Она знает, Виталий прямо-таки влюблен в капитана Дорошенко, для него он идеал человека. С его приездом у Виталика с ребятами только и разговоров, что о далеких рейсах, о пассатах да муссонах. Его искренне удивляет, как может мать относиться к этому спокойно: «Как ты можешь, мама? Перед тобой единственный на весь совхоз человек, который пересекал экватор, видел созвездие Южного Креста!»
Виталик с капитаном в давней дружбе. Лукия припоминает, как в один из своих приездов капитан привез Виталику в подарок обезьянку — вот было с нею хлопот!.. Маленькая, потешная, она принесла из джунглей в совхоз свой горячий южный темперамент, живость и ловкость проявила такую, что просто не знали, куда с ней деваться. Носится, прыгает, как бесенок, все, что попадается под руку, швыряет, бьет, фикусы поломала, миски перебила, занавески порвала. Провода и антенны — это для нее что лианы в джунглях, из угла как прыгнет — и прямо на шнур электрический; уцепится, раскачается, а сама как будто радуется своим шалостям. Ей весело, а хозяйкам слезы. Так она и пошла из хаты в хату, пока не попала наконец в совхозные мастерские, где угодила в крепкие рабочие руки деда Смыка. Обросший, продымленный, задичавший, он цепко держал ее в руках, долго разглядывал этого далекого своего пращура.
— Неужели и я был когда-то таким? — удивлялся дед Смык. — Неужели и вправду я от такого происхожу?
— От такого, от такого! — шутили в мастерской. — Только загордились, дед, чураетесь… А она узнала, роднится.

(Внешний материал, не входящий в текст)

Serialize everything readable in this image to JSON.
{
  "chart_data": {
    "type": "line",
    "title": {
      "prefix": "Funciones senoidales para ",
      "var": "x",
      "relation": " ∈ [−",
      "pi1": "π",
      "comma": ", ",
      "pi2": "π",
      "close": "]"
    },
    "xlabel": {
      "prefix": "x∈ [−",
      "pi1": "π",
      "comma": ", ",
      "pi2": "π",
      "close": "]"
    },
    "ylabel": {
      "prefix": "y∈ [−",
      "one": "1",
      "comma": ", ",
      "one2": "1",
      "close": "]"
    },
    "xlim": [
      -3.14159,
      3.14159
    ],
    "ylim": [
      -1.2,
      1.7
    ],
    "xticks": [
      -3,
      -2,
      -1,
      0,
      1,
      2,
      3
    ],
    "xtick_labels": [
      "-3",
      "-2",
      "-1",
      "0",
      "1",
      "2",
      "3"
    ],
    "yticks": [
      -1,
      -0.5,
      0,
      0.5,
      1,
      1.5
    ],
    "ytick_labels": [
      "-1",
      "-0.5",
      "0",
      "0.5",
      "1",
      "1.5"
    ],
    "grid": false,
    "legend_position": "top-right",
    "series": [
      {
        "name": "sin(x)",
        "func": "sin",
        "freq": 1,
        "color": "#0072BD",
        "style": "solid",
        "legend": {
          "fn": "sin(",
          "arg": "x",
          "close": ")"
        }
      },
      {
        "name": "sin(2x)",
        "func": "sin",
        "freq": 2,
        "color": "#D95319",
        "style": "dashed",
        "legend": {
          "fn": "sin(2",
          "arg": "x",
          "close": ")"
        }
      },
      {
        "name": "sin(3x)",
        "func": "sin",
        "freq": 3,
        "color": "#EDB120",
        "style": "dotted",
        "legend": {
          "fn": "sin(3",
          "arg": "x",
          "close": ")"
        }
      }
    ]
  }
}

— Что же ты думаешь про нас, макака? — допытывался дед Смык, пристально разглядывая обезьянку; а та, притихнув, зорко и внимательно разглядывала его.
На зиму забрали ее в школу, в уголок живой природы. Только недолго прожила там обезьянка: как-то ночью выскочила из помещения, и утром нашли ее на винограднике замерзшей.
— Друзья! Не надо грусти, — чуть жеманно воскликнула учительница английского, которая внешне мало чем отличалась от выпускниц. — Давайте-ка лучше вслух помечтаем о вашем будущем.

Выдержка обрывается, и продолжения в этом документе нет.